Patents describe biometric authentication to Apple Watch and from one device to another
Meanwhile, Apple has had patent filings published by the U.S. Patent and Trademark Office for a “wearable electronic device having a light field camera” and “authenticated device assisted user authentication.”
The light field camera patent describes a biometric authentication system based on vein recognition or recognition of another set of features, like hair follicles, arteries, blood perfusion patterns, or bone shape pattern. Veins and “other significant structures of the forearm near the wrist” are far under the skin, however, so the inventors propose a biomsensor system including a light field camera which beams infrared or other light deep into the user’s forearm.
Apple suggests the system may include a synthetic focusing operation, like tomography, which may involve a hardware accelerator.
The biometric data would be captured by a light field camera filtered by an array of pinholes in the underside of the watch. The invention is intended to address the lack of room for biometric authentication sensors on wearables like watches.

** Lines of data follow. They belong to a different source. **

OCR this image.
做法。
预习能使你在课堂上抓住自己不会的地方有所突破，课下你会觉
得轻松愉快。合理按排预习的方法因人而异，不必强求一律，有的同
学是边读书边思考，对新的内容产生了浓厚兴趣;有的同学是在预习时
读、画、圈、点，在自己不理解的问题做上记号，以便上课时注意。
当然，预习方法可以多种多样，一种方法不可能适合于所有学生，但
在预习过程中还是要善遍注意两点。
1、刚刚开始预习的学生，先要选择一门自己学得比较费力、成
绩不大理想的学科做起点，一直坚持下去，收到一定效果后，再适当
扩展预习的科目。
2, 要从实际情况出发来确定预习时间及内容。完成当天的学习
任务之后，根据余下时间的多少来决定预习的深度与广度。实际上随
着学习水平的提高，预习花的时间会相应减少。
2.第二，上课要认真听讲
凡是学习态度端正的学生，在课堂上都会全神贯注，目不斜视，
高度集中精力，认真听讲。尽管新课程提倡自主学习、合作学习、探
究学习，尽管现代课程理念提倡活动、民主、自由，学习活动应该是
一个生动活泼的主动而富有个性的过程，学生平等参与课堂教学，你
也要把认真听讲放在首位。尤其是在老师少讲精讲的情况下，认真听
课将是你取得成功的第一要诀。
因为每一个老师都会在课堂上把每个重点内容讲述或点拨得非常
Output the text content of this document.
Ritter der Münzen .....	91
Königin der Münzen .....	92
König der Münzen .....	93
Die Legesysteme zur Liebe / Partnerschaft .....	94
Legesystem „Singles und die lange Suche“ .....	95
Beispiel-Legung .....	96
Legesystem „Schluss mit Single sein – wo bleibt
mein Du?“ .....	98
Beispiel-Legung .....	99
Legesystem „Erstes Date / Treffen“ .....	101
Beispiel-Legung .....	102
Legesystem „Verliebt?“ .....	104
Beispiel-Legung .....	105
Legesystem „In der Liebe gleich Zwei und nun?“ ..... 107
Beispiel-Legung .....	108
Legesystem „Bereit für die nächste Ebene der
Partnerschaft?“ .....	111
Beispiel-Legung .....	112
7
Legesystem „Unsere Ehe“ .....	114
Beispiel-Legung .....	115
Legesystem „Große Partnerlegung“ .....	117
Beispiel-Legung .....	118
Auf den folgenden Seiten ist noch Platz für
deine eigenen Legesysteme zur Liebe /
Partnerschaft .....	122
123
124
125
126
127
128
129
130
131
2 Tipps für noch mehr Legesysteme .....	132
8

The authenticated device patent involves a logical access system with a user being authenticated to one device through another device. The example given in the filing is the locking or unlocking of a head-mounted wearable, which could be performed through a smart watch, mobile phone or computer.
Authentication through the use of a biometric sensor on any of the above devices is specifically mentioned several times.
The patent filing describes various configurations and ways to determine user intent, as well as how the two or more devices communicate with each other.